What to do? What to do? (because the trees will be coming to us very soon)
Well, over the years we have gotten a lot smarter (and tend to take the directions a lot more seriously). First, you have two choices with something like this.
If we had like an entire row of holes with deep water, we would:
Take a systemic strategy to the drainage issue, and either hire someone with a Bobcat(tm) or a Ditchwitch(tm) to dig us a ditch 3-4′ down, a foot or so wide, all along the side of that part of the row of holes with water toward even an even lower place which is where the water really wants to go (on the side which is sloping DOWN), line it with landscaping fabric, fill the ditch with rocks of small, medium and fist-sizes rocks),put in perforated plastic pipe, more gravel and cover it up according to directions. This would pull the water away from the holes with the trees. And that is a long-term and excellent solution, one which actually we plan to put into the works along a part of our property which abuts our neighbor’s property and which will dry out both the house’s basements.
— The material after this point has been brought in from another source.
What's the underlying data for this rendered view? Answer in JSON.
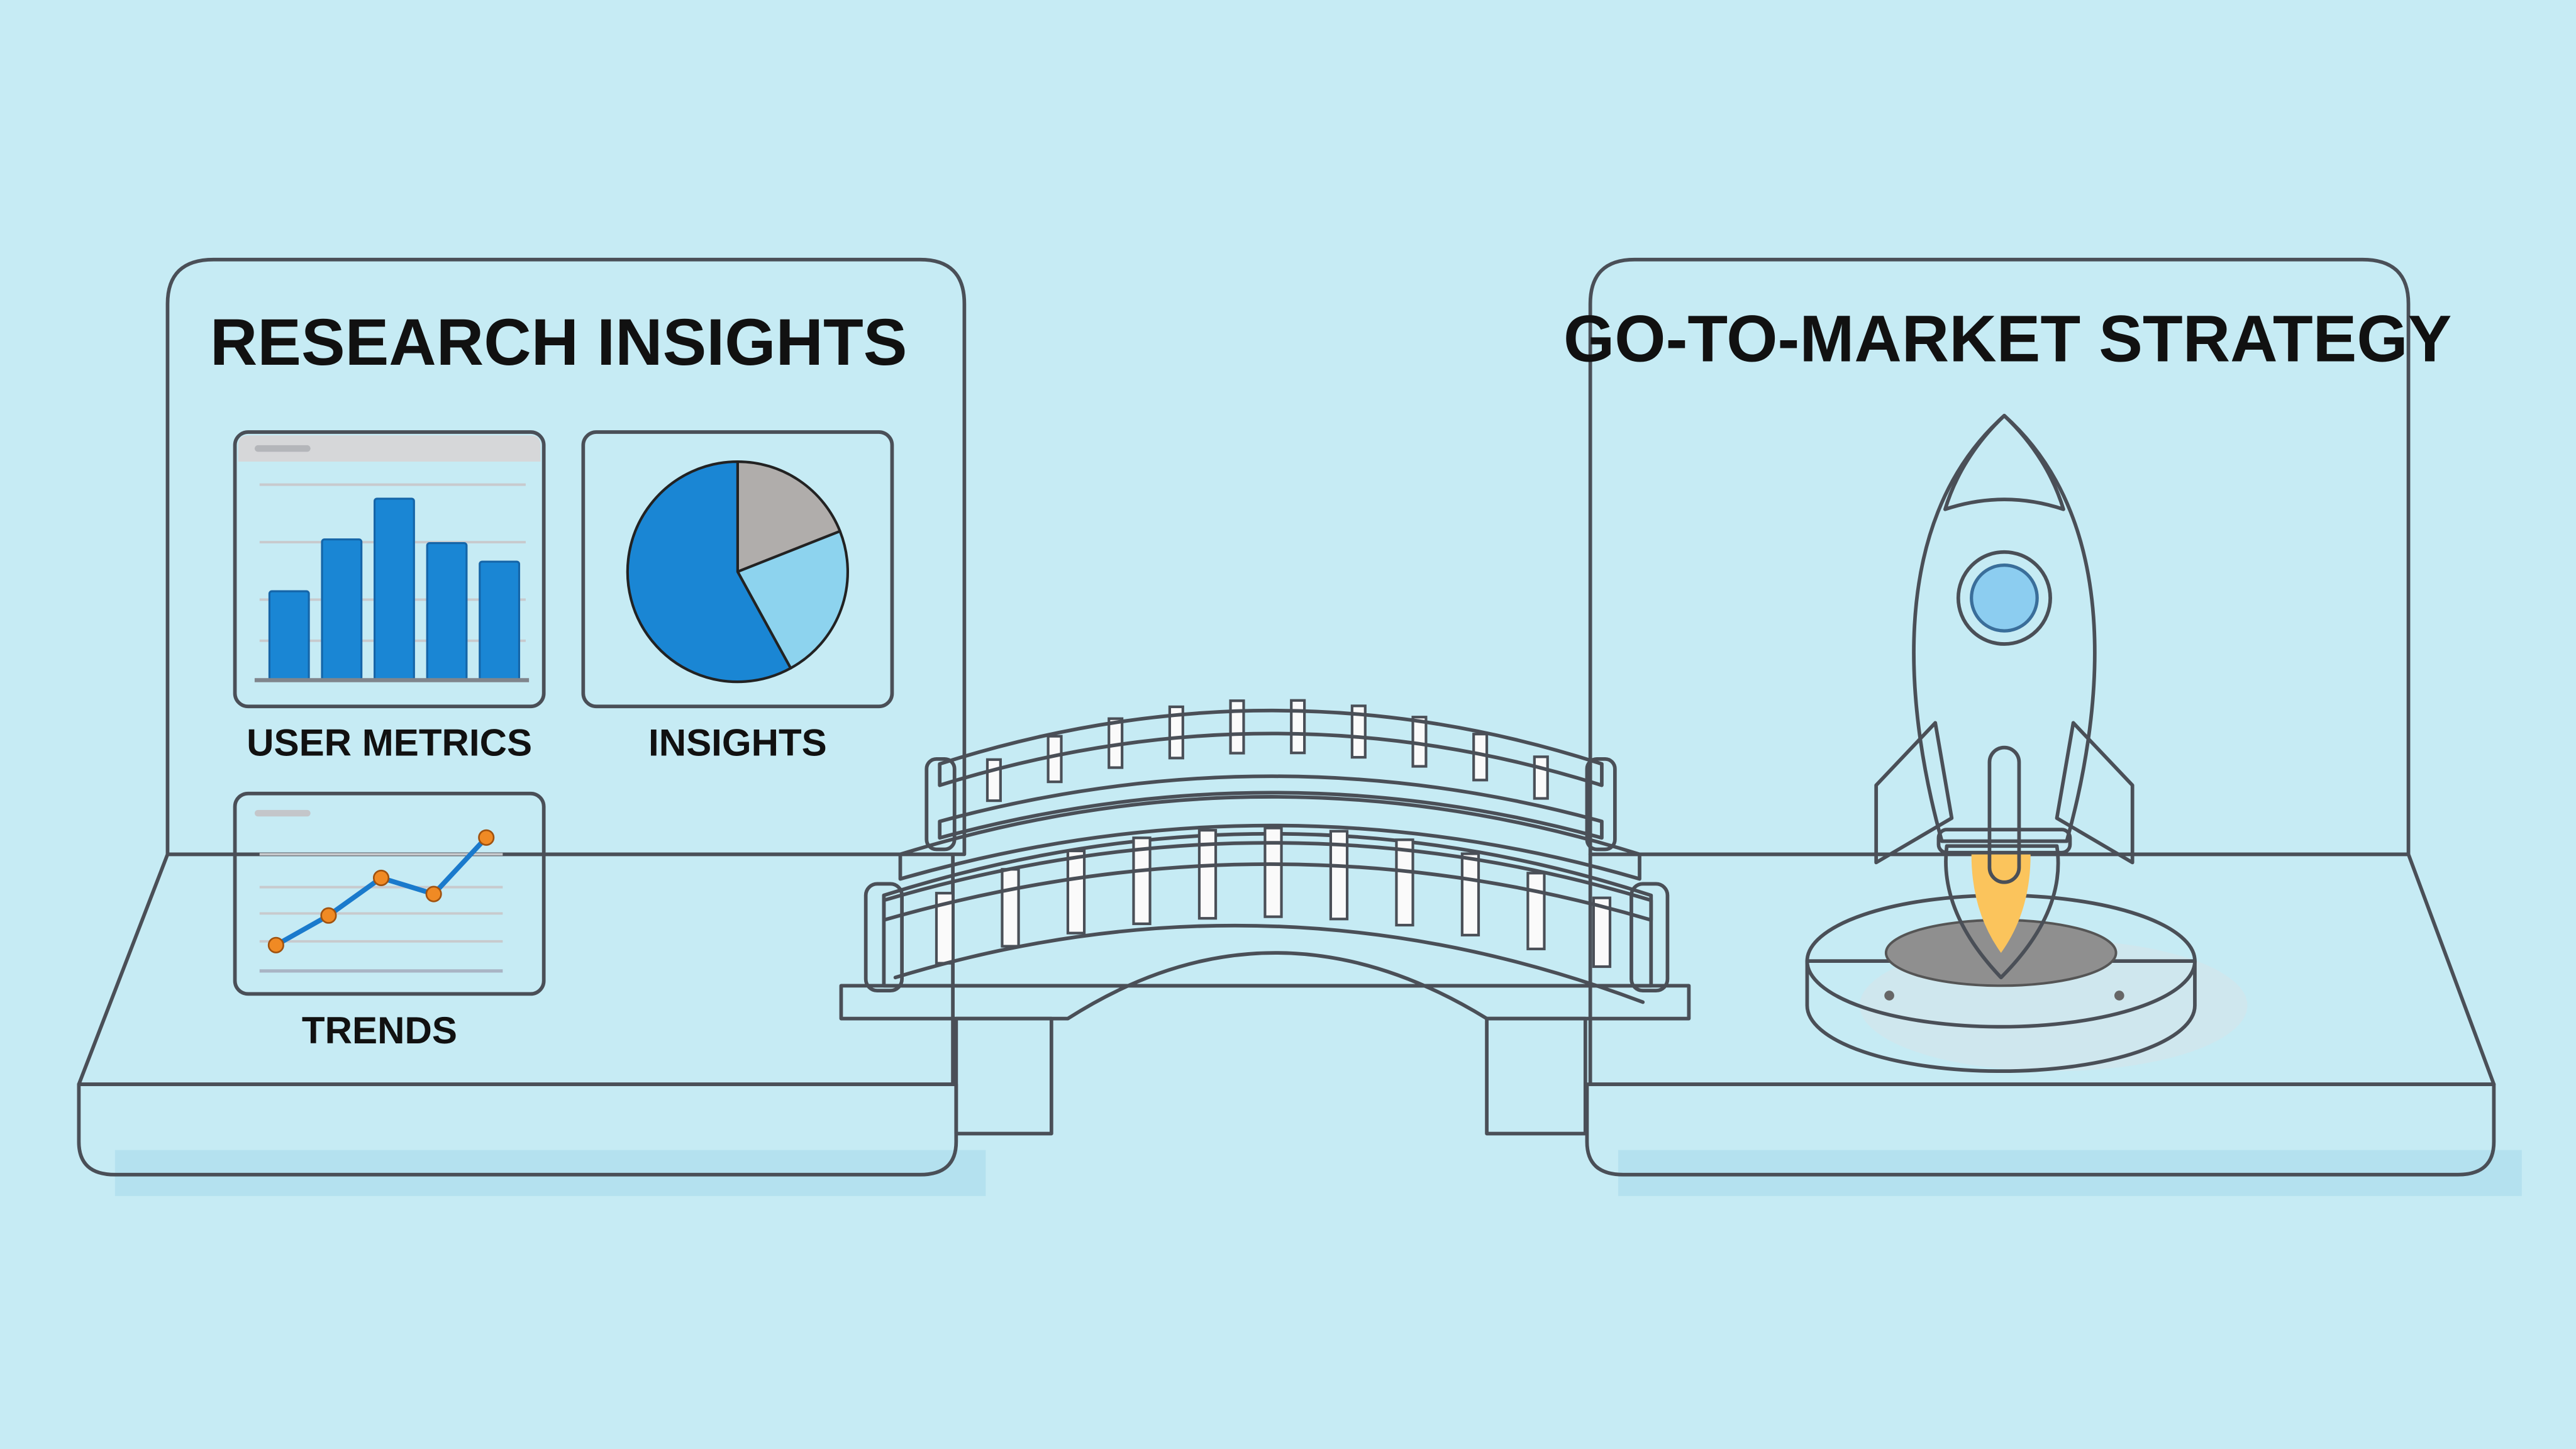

But, in this case, we only have three holes and they are not all in a line. We have spotty issues, so in this case, we are going to:
Take a ‘spot fixing’ approach, which is to attack each hole with bottom layers of rocks, wood chips, and compost and raise up what will be, when we plant the trees, the bottom of the root balls up away from the water. In other words, we are going to go at these particular trees in a raised bed fashion, sloping the final layers of soil at the top away from the trees themselves. This should do the job for these trees and although it is not a systemic approach, it IS something we can do ourselves (finding an excavator who can come ‘on call’ at this point is rather a fool’s errand), and fairly quickly also.
And for anyone with the question – the low last week was 17 degrees F but now we are back up in the low 60s. Hoo-ah!!!